FRANKFORT, Ky. (AP) — A privately funded renovation of the chapel in the state Capitol could be completed as soon as next week, a state official said Wednesday.
Kentucky Finance Cabinet spokeswoman Pamela Trautner said finishing touches are under way.
That came as welcome news to one of the Legislature's spiritual leaders, Christian chaplain Lee Watts.
"I'm excited that the legislators will have somewhere to seek God's face and somewhere for the people to go and pray for God's blessing on our government," Watts said Wednesday.
The chapel has been closed for the past year while crews restored pews, installed floor tiles and constructed a wall to enclose shelves filled with noisy communications equipment that had been hidden only by a curtain.
The Frankfort Kiwanis Club originally created the chapel with private funding in the 1960s in what had been a storage room on the second floor of the Capitol, across the hall from what's now the office of Chief Justice John Minton.

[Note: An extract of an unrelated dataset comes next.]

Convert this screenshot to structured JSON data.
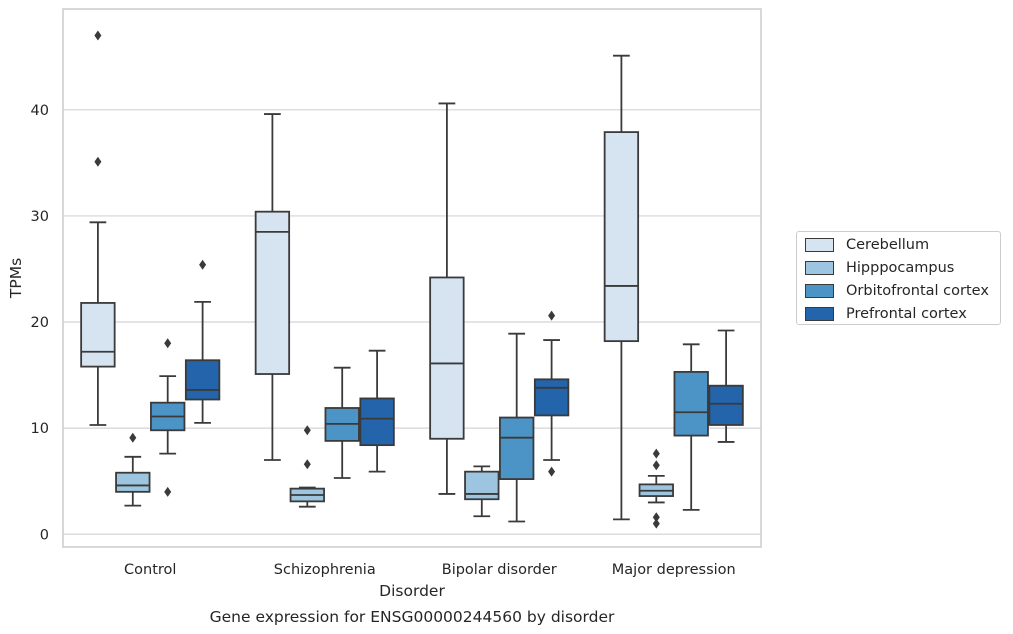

No government funding was used on the $10,000 renovation.
"I think that was a wise choice," Watts said.
State Rep. Martha Jane King, the Lewisburg Democrat who speared the renovation, said she wanted to avoid public funding because she feared that might have triggered criticism on grounds of separation of church and state.
The once drab, windowless chapel, which now has LED lighting, had been largely unaltered since it first opened in 1964.
King said a marble engraving of the preamble to the Kentucky Constitution is being added in the renovation. That preamble says the people of Kentucky are "grateful to Almighty God for the civil, political and religious liberties we enjoy."
The chapel, King said, can be used by people of all faiths.
"I just can't tell you how happy I am that we're finally going get it finished," she said.